Abstract

Traditional public forums for the exercise of First Amendment rights are vanishing for four reasons: communication has migrated online, where private actors control digital spaces; private actors readily censor their forums, either for profit or at the government’s behest; public forums can be “privatized” for certain events, which permit organizers to engage in viewpoint exclusion; and the list of public forums, which the Supreme Court is loathe to expand, has never been a long one. This is a problem because the expression of First Amendment rights cannot exist in isolation, but has effect only in a larger system of interacting rights. When an individual speaks, a hearer listens, often at an organization’s event. Local press may be covering the speech, and listeners may be there in person, or tune in by television, radio, or the Internet. The legal status of the forum matters greatly because it facilitates all of these interconnected instances of First Amendment activity.This Article responds to the constitutional crisis entailed in vanishing traditional public forums and their persistent importance to First Amendment interests.

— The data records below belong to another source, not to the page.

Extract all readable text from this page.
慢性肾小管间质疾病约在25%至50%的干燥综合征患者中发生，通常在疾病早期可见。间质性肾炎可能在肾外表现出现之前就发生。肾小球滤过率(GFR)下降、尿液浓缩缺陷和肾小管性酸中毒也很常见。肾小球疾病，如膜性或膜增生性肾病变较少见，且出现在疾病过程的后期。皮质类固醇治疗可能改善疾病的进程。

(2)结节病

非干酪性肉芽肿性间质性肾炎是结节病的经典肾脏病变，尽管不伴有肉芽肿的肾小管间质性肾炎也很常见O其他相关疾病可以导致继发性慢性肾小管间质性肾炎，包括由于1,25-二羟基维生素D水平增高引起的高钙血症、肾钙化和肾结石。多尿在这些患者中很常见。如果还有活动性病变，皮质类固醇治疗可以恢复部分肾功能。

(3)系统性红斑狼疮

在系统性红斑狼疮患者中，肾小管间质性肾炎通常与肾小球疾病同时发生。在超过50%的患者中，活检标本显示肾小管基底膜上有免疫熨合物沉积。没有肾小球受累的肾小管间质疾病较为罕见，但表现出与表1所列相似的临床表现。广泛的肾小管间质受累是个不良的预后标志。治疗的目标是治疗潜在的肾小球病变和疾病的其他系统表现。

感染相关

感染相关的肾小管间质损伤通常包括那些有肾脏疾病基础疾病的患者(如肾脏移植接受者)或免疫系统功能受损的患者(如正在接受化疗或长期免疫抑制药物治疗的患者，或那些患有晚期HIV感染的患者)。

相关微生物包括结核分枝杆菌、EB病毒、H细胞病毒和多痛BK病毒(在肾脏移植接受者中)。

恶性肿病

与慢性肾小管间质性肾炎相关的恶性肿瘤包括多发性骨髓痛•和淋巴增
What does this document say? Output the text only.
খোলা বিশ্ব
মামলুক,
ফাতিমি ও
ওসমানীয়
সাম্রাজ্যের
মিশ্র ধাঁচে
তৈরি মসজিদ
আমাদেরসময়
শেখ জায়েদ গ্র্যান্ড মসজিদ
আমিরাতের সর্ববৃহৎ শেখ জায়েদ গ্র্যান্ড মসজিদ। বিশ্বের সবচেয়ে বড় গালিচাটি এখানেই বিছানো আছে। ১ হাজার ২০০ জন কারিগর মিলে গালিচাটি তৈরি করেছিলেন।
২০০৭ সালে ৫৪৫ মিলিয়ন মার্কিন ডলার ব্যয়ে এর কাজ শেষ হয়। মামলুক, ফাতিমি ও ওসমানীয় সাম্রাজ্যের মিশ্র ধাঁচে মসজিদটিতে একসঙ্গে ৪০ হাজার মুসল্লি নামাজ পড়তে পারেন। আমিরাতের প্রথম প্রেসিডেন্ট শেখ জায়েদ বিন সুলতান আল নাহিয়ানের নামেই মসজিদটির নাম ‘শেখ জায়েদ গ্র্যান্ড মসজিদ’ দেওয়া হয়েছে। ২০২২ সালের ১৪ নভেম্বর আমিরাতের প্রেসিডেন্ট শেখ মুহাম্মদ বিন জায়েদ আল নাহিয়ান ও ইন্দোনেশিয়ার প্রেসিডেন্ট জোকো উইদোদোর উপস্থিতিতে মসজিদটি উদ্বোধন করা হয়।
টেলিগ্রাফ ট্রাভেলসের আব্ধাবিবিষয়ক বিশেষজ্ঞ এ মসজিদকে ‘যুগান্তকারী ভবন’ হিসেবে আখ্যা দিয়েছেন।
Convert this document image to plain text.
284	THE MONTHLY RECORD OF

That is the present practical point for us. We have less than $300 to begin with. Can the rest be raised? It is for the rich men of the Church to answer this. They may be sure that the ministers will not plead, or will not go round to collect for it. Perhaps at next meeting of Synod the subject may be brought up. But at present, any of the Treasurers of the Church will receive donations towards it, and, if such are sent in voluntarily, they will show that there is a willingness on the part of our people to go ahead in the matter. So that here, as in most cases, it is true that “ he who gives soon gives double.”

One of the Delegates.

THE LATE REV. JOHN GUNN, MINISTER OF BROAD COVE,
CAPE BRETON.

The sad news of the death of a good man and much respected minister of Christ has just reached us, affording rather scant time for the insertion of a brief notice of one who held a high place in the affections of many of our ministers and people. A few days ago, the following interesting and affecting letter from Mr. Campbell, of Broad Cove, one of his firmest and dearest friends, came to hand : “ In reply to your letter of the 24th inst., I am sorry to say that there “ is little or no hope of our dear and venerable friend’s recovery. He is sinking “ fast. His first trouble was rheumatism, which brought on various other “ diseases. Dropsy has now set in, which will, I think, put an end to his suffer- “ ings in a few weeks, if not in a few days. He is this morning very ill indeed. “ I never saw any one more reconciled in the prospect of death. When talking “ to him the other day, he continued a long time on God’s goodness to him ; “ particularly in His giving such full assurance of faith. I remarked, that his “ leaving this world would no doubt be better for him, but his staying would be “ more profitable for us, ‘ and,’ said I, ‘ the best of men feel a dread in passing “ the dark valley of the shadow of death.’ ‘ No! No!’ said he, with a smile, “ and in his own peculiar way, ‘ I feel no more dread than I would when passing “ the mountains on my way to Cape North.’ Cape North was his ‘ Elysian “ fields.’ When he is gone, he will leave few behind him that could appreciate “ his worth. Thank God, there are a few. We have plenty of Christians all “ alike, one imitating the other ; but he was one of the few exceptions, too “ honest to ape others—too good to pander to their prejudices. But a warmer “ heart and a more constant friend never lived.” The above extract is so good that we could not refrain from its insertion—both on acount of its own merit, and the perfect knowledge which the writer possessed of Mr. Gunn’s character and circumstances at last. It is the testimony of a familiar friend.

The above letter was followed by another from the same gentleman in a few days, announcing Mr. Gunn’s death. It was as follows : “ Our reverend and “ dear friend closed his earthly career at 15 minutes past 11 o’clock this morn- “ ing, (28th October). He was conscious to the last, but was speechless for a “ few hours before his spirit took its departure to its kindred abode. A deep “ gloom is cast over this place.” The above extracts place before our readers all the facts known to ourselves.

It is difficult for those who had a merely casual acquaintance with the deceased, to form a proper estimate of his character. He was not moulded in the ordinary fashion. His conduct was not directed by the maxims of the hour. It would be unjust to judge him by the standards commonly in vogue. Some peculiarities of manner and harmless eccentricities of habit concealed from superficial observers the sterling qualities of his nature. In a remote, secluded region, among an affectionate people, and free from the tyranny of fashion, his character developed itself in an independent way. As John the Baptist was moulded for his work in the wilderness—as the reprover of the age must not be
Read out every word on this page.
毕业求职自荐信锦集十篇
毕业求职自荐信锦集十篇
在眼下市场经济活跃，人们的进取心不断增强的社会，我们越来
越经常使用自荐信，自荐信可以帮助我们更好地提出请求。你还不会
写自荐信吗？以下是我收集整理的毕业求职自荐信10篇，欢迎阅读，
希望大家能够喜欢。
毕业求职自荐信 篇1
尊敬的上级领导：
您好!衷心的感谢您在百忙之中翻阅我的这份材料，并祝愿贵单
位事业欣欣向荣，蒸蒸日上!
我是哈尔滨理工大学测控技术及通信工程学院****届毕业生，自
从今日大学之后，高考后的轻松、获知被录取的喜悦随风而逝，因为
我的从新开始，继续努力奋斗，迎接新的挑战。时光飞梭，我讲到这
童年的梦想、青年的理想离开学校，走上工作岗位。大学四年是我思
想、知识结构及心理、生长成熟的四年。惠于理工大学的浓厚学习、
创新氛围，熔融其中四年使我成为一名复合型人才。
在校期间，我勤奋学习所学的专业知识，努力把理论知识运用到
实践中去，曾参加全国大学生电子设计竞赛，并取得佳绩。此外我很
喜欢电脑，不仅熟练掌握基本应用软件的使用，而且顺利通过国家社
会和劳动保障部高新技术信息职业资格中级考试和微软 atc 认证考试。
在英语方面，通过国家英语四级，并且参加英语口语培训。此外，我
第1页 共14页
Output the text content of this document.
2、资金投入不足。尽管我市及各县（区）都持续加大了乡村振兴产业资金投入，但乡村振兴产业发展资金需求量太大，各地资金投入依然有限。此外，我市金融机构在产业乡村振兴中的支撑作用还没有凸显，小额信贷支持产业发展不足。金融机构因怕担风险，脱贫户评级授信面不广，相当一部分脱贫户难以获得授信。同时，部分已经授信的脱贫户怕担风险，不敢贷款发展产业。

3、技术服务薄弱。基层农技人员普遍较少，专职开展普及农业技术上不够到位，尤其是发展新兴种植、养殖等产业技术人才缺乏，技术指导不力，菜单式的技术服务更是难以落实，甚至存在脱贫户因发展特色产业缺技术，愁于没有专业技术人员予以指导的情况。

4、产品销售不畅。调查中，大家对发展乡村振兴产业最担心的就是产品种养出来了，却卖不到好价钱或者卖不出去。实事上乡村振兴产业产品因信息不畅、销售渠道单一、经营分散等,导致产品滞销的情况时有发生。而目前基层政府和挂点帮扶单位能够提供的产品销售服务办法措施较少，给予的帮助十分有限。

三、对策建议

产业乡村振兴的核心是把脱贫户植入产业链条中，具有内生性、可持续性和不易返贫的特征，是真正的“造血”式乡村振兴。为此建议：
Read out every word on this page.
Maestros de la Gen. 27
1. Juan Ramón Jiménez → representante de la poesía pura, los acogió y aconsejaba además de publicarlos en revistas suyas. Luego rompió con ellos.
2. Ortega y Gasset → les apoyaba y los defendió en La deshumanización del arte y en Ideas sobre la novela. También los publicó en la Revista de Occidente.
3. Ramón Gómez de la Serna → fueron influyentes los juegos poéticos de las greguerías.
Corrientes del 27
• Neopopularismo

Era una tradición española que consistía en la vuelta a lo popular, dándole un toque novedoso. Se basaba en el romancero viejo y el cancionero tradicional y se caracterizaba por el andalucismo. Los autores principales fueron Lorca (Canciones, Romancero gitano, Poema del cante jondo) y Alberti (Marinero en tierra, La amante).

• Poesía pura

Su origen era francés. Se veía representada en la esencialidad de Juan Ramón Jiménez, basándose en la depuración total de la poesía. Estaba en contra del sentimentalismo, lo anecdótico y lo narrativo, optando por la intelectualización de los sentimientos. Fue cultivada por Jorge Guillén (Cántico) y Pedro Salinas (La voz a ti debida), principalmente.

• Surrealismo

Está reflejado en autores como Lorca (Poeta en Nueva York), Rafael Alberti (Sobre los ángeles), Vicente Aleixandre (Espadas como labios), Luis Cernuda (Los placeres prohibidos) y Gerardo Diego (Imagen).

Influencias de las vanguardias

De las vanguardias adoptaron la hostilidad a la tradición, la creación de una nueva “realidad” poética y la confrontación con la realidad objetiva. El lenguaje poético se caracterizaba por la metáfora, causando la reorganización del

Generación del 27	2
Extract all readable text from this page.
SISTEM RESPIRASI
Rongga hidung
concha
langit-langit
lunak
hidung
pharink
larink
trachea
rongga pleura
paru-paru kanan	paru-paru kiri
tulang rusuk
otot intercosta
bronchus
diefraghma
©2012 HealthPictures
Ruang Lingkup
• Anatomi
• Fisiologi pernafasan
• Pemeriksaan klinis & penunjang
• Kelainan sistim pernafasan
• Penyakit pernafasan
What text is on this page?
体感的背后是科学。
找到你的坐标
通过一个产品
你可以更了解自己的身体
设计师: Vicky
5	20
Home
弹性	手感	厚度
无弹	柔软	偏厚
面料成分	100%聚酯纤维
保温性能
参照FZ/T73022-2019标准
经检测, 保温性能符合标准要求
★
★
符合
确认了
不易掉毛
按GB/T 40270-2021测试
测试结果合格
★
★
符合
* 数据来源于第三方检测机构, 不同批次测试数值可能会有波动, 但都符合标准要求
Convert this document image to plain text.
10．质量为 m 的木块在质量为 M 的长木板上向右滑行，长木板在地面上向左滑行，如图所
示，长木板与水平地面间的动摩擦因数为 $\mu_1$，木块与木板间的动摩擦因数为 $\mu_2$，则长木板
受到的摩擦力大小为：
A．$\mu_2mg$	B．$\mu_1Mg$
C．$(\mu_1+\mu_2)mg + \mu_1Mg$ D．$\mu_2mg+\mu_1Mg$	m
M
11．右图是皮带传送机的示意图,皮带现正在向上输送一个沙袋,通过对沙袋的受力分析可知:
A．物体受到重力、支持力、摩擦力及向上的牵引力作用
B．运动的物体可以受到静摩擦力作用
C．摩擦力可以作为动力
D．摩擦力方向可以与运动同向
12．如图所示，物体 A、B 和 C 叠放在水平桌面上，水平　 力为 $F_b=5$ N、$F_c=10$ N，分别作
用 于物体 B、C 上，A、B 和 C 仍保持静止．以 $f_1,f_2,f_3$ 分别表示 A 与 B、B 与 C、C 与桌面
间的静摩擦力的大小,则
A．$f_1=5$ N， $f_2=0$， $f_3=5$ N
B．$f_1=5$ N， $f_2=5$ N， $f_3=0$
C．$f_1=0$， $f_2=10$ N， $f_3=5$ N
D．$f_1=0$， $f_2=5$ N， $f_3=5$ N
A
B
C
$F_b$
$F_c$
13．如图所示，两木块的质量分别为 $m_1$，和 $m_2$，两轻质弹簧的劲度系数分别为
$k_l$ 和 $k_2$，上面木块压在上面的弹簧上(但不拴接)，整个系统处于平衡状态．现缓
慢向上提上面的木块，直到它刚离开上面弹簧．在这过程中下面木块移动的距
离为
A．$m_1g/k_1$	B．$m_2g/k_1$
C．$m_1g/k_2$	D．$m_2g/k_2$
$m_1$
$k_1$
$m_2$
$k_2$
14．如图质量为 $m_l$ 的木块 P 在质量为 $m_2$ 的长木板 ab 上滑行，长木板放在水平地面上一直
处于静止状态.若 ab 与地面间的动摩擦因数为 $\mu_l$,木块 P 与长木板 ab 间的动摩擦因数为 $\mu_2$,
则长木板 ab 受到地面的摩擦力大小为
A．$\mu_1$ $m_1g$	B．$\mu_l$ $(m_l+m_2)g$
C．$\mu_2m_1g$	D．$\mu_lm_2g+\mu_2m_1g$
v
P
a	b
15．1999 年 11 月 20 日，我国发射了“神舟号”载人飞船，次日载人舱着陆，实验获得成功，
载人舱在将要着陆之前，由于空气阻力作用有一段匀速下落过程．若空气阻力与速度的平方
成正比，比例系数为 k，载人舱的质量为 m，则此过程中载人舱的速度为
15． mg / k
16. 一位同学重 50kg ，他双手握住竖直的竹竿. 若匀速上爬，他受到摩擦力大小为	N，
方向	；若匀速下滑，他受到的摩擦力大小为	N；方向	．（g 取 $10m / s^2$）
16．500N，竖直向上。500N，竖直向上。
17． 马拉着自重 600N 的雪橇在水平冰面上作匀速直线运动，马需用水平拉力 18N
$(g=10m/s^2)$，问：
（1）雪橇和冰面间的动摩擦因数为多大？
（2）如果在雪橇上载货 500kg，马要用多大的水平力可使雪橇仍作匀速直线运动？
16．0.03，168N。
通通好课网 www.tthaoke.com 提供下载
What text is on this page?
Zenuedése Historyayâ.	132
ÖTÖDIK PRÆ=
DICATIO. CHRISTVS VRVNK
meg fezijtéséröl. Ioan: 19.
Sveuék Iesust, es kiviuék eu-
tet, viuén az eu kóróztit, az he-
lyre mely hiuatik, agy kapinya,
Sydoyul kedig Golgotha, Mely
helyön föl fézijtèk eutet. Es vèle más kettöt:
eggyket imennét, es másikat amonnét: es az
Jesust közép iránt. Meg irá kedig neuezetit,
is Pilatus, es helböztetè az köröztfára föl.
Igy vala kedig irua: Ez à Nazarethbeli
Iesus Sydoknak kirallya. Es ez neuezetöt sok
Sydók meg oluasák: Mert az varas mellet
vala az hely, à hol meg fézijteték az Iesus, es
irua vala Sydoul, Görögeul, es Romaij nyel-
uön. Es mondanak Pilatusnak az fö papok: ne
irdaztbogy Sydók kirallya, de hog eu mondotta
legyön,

It does so by proposing a “Private Open Forums” doctrine. A Private Open Forum is any space (digital, physical, or otherwise) that is privately owned; substantially open to the public; substantially non-selective/non-discriminatory; functions primarily to facilitate users’ First Amendment activities; and intended to facilitate those activities. I argue that operators of Private Open Forums constitutionally have and normatively should have the free-standing First Amendment right to maintain their forums and facilitate users’ First Amendment activities, as well as standing to defend their users’ First Amendment rights exercised on the forum.